Basically will the stuff that's alread in my tank just disappear?
 
Thanks. How long does it usually take to go? Mines been about 2 weeks now
 
On one of my tanks it was around for a few months and my other only a 2-4 weeks so i think its variable.
 
Will Diatoms (brown algae) just go away once the algae have died or once you've resolved the situation that is encouraging the excess algae? Good Question! I don't think I really know the answer. Each type of algae is of course a complicated living thing and finding details about that living thing can be obscure. I don't know the extent of potential attachement. Certainly given enough time, the remnants of diatoms would break down and disperse but who knows how long that might take.

My own experience is that brown algae comes off quite easily. It easily responds to gentle sponge or hand action on larger leaves, scraper action on inner glass surfaces or removal with brush cleaning on decorations and other removable tank objects. Don't underestimate the power of an old well-cleaned (or new purpose-bought) soft bristled toothbrush. Intricate tank decorations are asking for work, but often regular cleaning will keep them looking good.

Will brown algae just go away as a tank matures? Well, that depends. Since light plus ammonia pretty much defines the conditions for all algae spores to get a start in your tank, it's obvious that cycling conditions (with fishless cycling you have excess ammonia and with fish-in cycling you have short out-of-control ammonia periods) can promote algae. This mechanism is enhanced if the beginner does not understand the control of light amounts or periods yet. Light, of course, is nearly always the factor of primary control available.

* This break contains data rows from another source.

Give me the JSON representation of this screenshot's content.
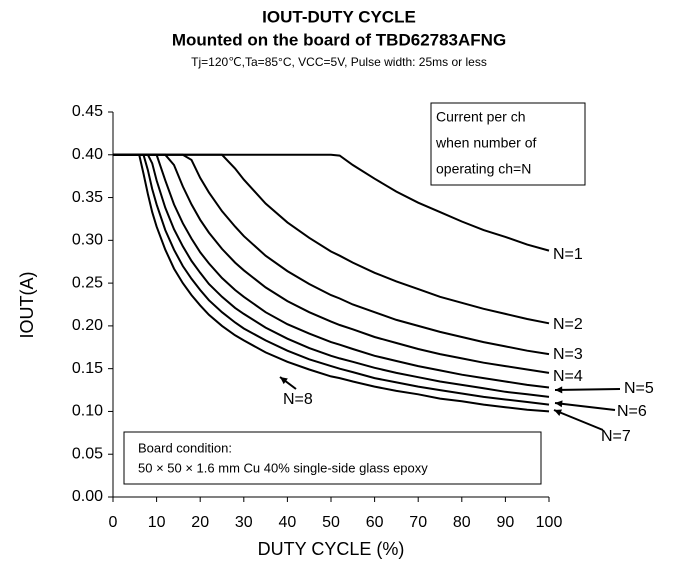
{
  "chart_data": {
    "type": "line",
    "title": "IOUT-DUTY CYCLE",
    "subtitle": "Mounted on the board of TBD62783AFNG",
    "conditions": "Tj=120℃,Ta=85°C, VCC=5V, Pulse width: 25ms or less",
    "x_label": "DUTY CYCLE (%)",
    "y_label": "IOUT(A)",
    "legend_note": [
      "Current per ch",
      "when number of",
      "operating ch=N"
    ],
    "board_note": [
      "Board condition:",
      "50 × 50 × 1.6 mm Cu 40% single-side glass epoxy"
    ],
    "xlim": [
      0,
      100
    ],
    "ylim": [
      0,
      0.45
    ],
    "xticks": [
      0,
      10,
      20,
      30,
      40,
      50,
      60,
      70,
      80,
      90,
      100
    ],
    "yticks": [
      {
        "value": 0,
        "label": "0.00"
      },
      {
        "value": 0.05,
        "label": "0.05"
      },
      {
        "value": 0.1,
        "label": "0.10"
      },
      {
        "value": 0.15,
        "label": "0.15"
      },
      {
        "value": 0.2,
        "label": "0.20"
      },
      {
        "value": 0.25,
        "label": "0.25"
      },
      {
        "value": 0.3,
        "label": "0.30"
      },
      {
        "value": 0.35,
        "label": "0.35"
      },
      {
        "value": 0.4,
        "label": "0.40"
      },
      {
        "value": 0.45,
        "label": "0.45"
      }
    ],
    "grid": false,
    "x": [
      0,
      5,
      6,
      7,
      8,
      9,
      10,
      12,
      14,
      16,
      18,
      20,
      22,
      25,
      28,
      30,
      35,
      40,
      45,
      50,
      52,
      55,
      60,
      65,
      70,
      75,
      80,
      85,
      90,
      95,
      100
    ],
    "series": [
      {
        "name": "N=1",
        "color": "#000000",
        "values": [
          0.4,
          0.4,
          0.4,
          0.4,
          0.4,
          0.4,
          0.4,
          0.4,
          0.4,
          0.4,
          0.4,
          0.4,
          0.4,
          0.4,
          0.4,
          0.4,
          0.4,
          0.4,
          0.4,
          0.4,
          0.399,
          0.388,
          0.372,
          0.357,
          0.344,
          0.333,
          0.322,
          0.312,
          0.304,
          0.295,
          0.288
        ]
      },
      {
        "name": "N=2",
        "color": "#000000",
        "values": [
          0.4,
          0.4,
          0.4,
          0.4,
          0.4,
          0.4,
          0.4,
          0.4,
          0.4,
          0.4,
          0.4,
          0.4,
          0.4,
          0.4,
          0.384,
          0.371,
          0.343,
          0.321,
          0.303,
          0.287,
          0.282,
          0.274,
          0.262,
          0.252,
          0.243,
          0.234,
          0.227,
          0.22,
          0.214,
          0.208,
          0.203
        ]
      },
      {
        "name": "N=3",
        "color": "#000000",
        "values": [
          0.4,
          0.4,
          0.4,
          0.4,
          0.4,
          0.4,
          0.4,
          0.4,
          0.4,
          0.4,
          0.394,
          0.373,
          0.356,
          0.334,
          0.316,
          0.305,
          0.282,
          0.264,
          0.249,
          0.236,
          0.232,
          0.225,
          0.216,
          0.207,
          0.2,
          0.193,
          0.187,
          0.181,
          0.176,
          0.171,
          0.167
        ]
      },
      {
        "name": "N=4",
        "color": "#000000",
        "values": [
          0.4,
          0.4,
          0.4,
          0.4,
          0.4,
          0.4,
          0.4,
          0.4,
          0.388,
          0.363,
          0.342,
          0.324,
          0.309,
          0.29,
          0.274,
          0.265,
          0.245,
          0.229,
          0.216,
          0.205,
          0.201,
          0.196,
          0.187,
          0.18,
          0.173,
          0.167,
          0.162,
          0.157,
          0.153,
          0.149,
          0.145
        ]
      },
      {
        "name": "N=5",
        "color": "#000000",
        "values": [
          0.4,
          0.4,
          0.4,
          0.4,
          0.4,
          0.4,
          0.4,
          0.37,
          0.342,
          0.32,
          0.302,
          0.286,
          0.273,
          0.256,
          0.242,
          0.234,
          0.216,
          0.202,
          0.191,
          0.181,
          0.178,
          0.173,
          0.165,
          0.159,
          0.153,
          0.148,
          0.143,
          0.139,
          0.135,
          0.131,
          0.128
        ]
      },
      {
        "name": "N=6",
        "color": "#000000",
        "values": [
          0.4,
          0.4,
          0.4,
          0.4,
          0.4,
          0.39,
          0.37,
          0.338,
          0.313,
          0.293,
          0.276,
          0.262,
          0.249,
          0.234,
          0.221,
          0.214,
          0.198,
          0.185,
          0.174,
          0.165,
          0.162,
          0.158,
          0.151,
          0.145,
          0.14,
          0.135,
          0.131,
          0.127,
          0.123,
          0.12,
          0.117
        ]
      },
      {
        "name": "N=7",
        "color": "#000000",
        "values": [
          0.4,
          0.4,
          0.4,
          0.4,
          0.382,
          0.36,
          0.342,
          0.312,
          0.289,
          0.27,
          0.255,
          0.242,
          0.23,
          0.216,
          0.204,
          0.197,
          0.183,
          0.171,
          0.161,
          0.153,
          0.15,
          0.146,
          0.139,
          0.134,
          0.129,
          0.125,
          0.121,
          0.117,
          0.114,
          0.111,
          0.108
        ]
      },
      {
        "name": "N=8",
        "color": "#000000",
        "values": [
          0.4,
          0.4,
          0.4,
          0.378,
          0.354,
          0.333,
          0.316,
          0.289,
          0.267,
          0.25,
          0.236,
          0.224,
          0.213,
          0.2,
          0.189,
          0.183,
          0.169,
          0.158,
          0.149,
          0.141,
          0.139,
          0.135,
          0.129,
          0.124,
          0.12,
          0.115,
          0.112,
          0.108,
          0.105,
          0.102,
          0.1
        ]
      }
    ]
  }
}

Here on TFF, one might make a case that the thing we commonly hear, that brown algae will almost always go away after the tank is not so new, may be exaggerated. My speculation is that there may be a significant tilt toward more mineral content (harder) water on average across the british island that brings us a lot of our members (there are a lot of "ifs" here.) It's just a very rough observation of mine that it is quite rare to see my british friends complaining of super-soft water that doesn't even have a minimum of a few degrees of hardness. Now I'm not saying that hardness is all that significant a controlling factor for brown algae as light but think there are some very soft conditions that can slow growth in vascular plants and perhaps enhance conditions for brown algae.

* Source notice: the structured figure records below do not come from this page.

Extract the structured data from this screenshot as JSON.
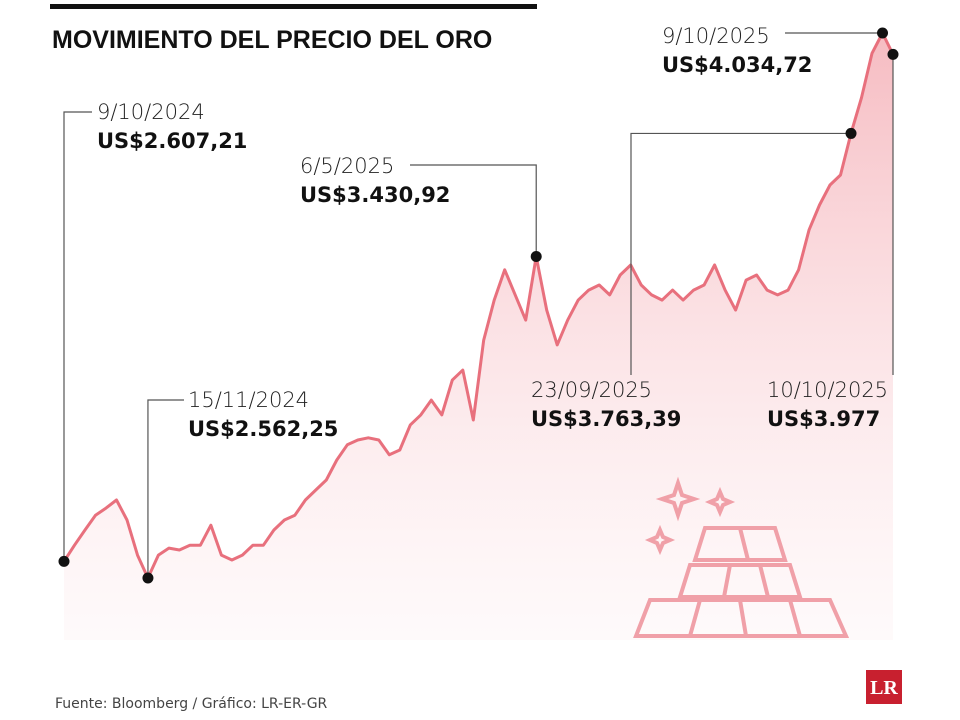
{
  "chart_data": {
    "type": "line",
    "title": "MOVIMIENTO DEL PRECIO DEL ORO",
    "source": "Fuente: Bloomberg / Gráfico: LR-ER-GR",
    "logo": "LR",
    "color": "#e8707d",
    "values": [
      2607.21,
      2651,
      2692,
      2732,
      2751,
      2773,
      2719,
      2624,
      2562.25,
      2624,
      2643,
      2638,
      2651,
      2651,
      2705,
      2624,
      2611,
      2624,
      2651,
      2651,
      2692,
      2719,
      2732,
      2773,
      2800,
      2827,
      2881,
      2922,
      2935,
      2941,
      2935,
      2895,
      2908,
      2976,
      3003,
      3043,
      3003,
      3097,
      3124,
      2989,
      3205,
      3313,
      3395,
      3327,
      3259,
      3430.92,
      3286,
      3192,
      3259,
      3313,
      3340,
      3354,
      3327,
      3381,
      3408,
      3354,
      3327,
      3313,
      3340,
      3313,
      3340,
      3354,
      3408,
      3340,
      3286,
      3367,
      3381,
      3340,
      3327,
      3340,
      3395,
      3503,
      3570,
      3624,
      3651,
      3763.39,
      3860,
      3980,
      4034.72,
      3977
    ],
    "annotations": [
      {
        "date": "9/10/2024",
        "label": "US$2.607,21",
        "value": 2607.21
      },
      {
        "date": "15/11/2024",
        "label": "US$2.562,25",
        "value": 2562.25
      },
      {
        "date": "6/5/2025",
        "label": "US$3.430,92",
        "value": 3430.92
      },
      {
        "date": "23/09/2025",
        "label": "US$3.763,39",
        "value": 3763.39
      },
      {
        "date": "9/10/2025",
        "label": "US$4.034,72",
        "value": 4034.72
      },
      {
        "date": "10/10/2025",
        "label": "US$3.977",
        "value": 3977
      }
    ]
  }
}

Brown algae does like to grow in low circulation spots, the exact opposite of black brush algae (for instance.) For example, it's quite common to find brown algae in the corners of tanks just past where the gravel starts or in the crevices of hardscape decorations where water flow doesn't hit as much but where light reaches. By contrast, one might first see black brush algae (little tufts of black bristles) appearing first way out on the tips of pointed plant leaves right in the highest areas of flow in your tank. BBA is stimulated by the ups and downs of CO2 when you do larger water changes of fresh tap water (fresh tap water usually has elevated CO2 for a short period.) Brown algae doesn't seem to have a special relationship to CO2 but like all algae has a tougher time when water changes are frequent because lots and lots of algae spores are lost to a water change.

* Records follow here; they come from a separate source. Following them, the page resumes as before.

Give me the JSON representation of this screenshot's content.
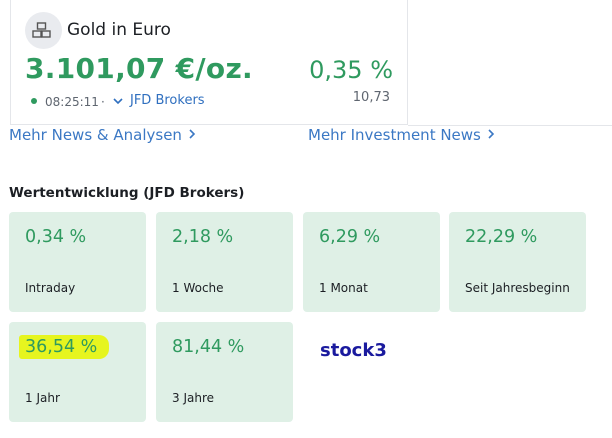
{
  "header": {
    "title": "Gold in Euro",
    "price": "3.101,07 €/oz.",
    "time": "08:25:11",
    "separator": "·",
    "broker": "JFD Brokers",
    "change_percent": "0,35 %",
    "change_absolute": "10,73"
  },
  "links": [
    "Mehr News & Analysen",
    "Mehr Investment News"
  ],
  "performance": {
    "title": "Wertentwicklung (JFD Brokers)",
    "tiles": [
      {
        "value": "0,34 %",
        "label": "Intraday"
      },
      {
        "value": "2,18 %",
        "label": "1 Woche"
      },
      {
        "value": "6,29 %",
        "label": "1 Monat"
      },
      {
        "value": "22,29 %",
        "label": "Seit Jahresbeginn"
      },
      {
        "value": "36,54 %",
        "label": "1 Jahr"
      },
      {
        "value": "81,44 %",
        "label": "3 Jahre"
      }
    ]
  },
  "watermark": "stock3"
}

All this is to just add a bit of detail for beginners so they can see that many of our simplistic thoughts we toss around (and it's important for us to do that for beginners of course as there's only so much one can take in at first) are just the tip of the iceberg as far as real understanding goes.

Anyway, going back to a final, more relevant, comment for marieukxx: physical cleaning and larger water changes are clearly powerful tools. Most important of all though is ensuring that your lighting power is down in that 1 to 1.7 watt/USgallon (ie. below 2w/g usually) (assumes non-high-output fluorescents) sweet range and that your controlled lighting hours are between 4 hours and 10 or so (and assumes sunlight is not adding.) Beginners can usually perform experiments by subtracting or adding 2 hours of lighting at a time and watching the results over two weeks to a month before the next lighting experiment. Once a result is seen, those changes can be more fine-tuned. Others may have even better advice in this area but I hoped this may have helped someone a bit.